“So which is to be preferred: saviour or cynic, preacher or pragmatist, believer or blusterer?” aaks Melanie Phillips in The Times today in an article about leadership (or the lack of it) among recent British Prime Ministerd.
The missing word here is “competence”. Harold Macmillan famously said that the main challenge was to deal with “events dear boy” and to do this you above all need to be competent. Not least in handling the unexpected. Frankly anyone should be able to do any job if it only takes place in the world of the familiar. You do the same as worked in the past. It’s the unexpected events that test you.
Margaret Thatcher did some things her ideology told her to do. But once or twice she did them incompetently – the privatisation of the railways or the Poll Tax for example. The Falklands was the opposite. Her ideology (patriotism aside) had not prepared her for this “event”. Or anyone else for that matter.

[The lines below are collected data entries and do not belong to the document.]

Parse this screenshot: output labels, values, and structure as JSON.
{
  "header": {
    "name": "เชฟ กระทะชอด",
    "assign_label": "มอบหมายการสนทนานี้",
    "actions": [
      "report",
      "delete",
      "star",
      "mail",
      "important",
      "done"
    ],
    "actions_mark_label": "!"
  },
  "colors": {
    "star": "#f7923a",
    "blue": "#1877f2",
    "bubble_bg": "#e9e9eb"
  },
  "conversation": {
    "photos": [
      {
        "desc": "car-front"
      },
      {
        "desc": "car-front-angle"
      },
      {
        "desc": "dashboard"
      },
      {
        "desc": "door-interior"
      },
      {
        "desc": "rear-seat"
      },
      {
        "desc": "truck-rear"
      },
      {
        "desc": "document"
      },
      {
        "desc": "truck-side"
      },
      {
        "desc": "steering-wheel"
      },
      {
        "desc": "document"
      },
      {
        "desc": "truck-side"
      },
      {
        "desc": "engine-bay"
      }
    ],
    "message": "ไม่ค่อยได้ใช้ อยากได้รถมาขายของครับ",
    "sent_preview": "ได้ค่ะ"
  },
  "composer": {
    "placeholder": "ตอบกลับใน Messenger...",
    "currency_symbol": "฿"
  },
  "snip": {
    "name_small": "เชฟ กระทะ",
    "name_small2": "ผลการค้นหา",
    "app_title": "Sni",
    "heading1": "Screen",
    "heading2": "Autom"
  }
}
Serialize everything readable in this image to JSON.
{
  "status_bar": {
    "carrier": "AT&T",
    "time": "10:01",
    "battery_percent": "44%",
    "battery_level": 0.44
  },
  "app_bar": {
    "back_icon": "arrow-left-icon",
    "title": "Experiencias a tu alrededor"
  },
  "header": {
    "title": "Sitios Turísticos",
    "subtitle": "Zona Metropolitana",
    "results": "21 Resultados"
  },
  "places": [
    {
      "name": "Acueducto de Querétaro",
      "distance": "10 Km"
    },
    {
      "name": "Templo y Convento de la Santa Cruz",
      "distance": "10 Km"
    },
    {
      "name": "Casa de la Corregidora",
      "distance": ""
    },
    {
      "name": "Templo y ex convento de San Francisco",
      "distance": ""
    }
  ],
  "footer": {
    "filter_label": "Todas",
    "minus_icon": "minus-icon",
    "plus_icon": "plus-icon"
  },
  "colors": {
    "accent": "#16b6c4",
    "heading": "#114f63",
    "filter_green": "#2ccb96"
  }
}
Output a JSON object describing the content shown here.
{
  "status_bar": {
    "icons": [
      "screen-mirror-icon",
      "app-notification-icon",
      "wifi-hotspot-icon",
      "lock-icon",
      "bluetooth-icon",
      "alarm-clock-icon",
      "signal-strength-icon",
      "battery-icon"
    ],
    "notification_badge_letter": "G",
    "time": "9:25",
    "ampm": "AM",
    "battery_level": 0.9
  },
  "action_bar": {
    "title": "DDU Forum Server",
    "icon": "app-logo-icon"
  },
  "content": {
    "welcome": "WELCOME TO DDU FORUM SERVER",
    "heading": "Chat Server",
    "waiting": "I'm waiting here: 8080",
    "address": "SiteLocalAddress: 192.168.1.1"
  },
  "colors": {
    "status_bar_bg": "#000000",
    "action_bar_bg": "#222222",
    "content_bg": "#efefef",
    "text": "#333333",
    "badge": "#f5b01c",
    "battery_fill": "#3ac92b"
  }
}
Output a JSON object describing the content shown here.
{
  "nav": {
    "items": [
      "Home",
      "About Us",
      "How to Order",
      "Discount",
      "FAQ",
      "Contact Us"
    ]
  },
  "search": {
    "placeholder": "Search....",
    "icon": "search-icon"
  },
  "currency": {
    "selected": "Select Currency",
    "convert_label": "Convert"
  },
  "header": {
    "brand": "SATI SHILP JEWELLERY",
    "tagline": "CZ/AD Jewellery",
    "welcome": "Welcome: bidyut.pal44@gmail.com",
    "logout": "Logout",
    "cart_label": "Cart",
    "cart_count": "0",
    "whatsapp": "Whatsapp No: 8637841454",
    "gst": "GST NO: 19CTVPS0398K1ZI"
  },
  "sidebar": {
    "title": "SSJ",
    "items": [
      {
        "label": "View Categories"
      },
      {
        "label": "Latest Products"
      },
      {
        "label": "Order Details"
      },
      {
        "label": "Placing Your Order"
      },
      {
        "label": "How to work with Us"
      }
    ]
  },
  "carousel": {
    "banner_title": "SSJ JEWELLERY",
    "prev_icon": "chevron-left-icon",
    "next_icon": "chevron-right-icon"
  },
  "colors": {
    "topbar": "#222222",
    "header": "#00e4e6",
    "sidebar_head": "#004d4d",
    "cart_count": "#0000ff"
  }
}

Nobody had heard of this distant bit of the detritus of Empire. Thatcher unhesitatingly launched a task force. High risk, a bit of luck along the way but resolutely competent.
In the competence rankings Gordon Brown scores for me the highest of all. The financial crisis tested him and he was not found wanting at home or at an international level. David Cameron is at the other end of the competence scale. Threatened, as John Major had been , by the barmy bigot wing of the Conservative Party, augmented (in his case) by the preposterous populist Nigel Farage, Cameron buckled where Major had stood firm. Britain’s current traumas significantly attributable to Cameron’s incompetent weaknesses.
On the competence scale Boris Johnson is nowhere. Worse even than his schoolmate and Bullingdon chum Dave. Couldn’t run a whelk stall let alone a nation. Whilst politicians sometimes yearn for ostentatious ideology there’s rather more to be said for competence. The worst of all worlds is ideological malevolence combined with incompetence. Sadly that’s where we are now.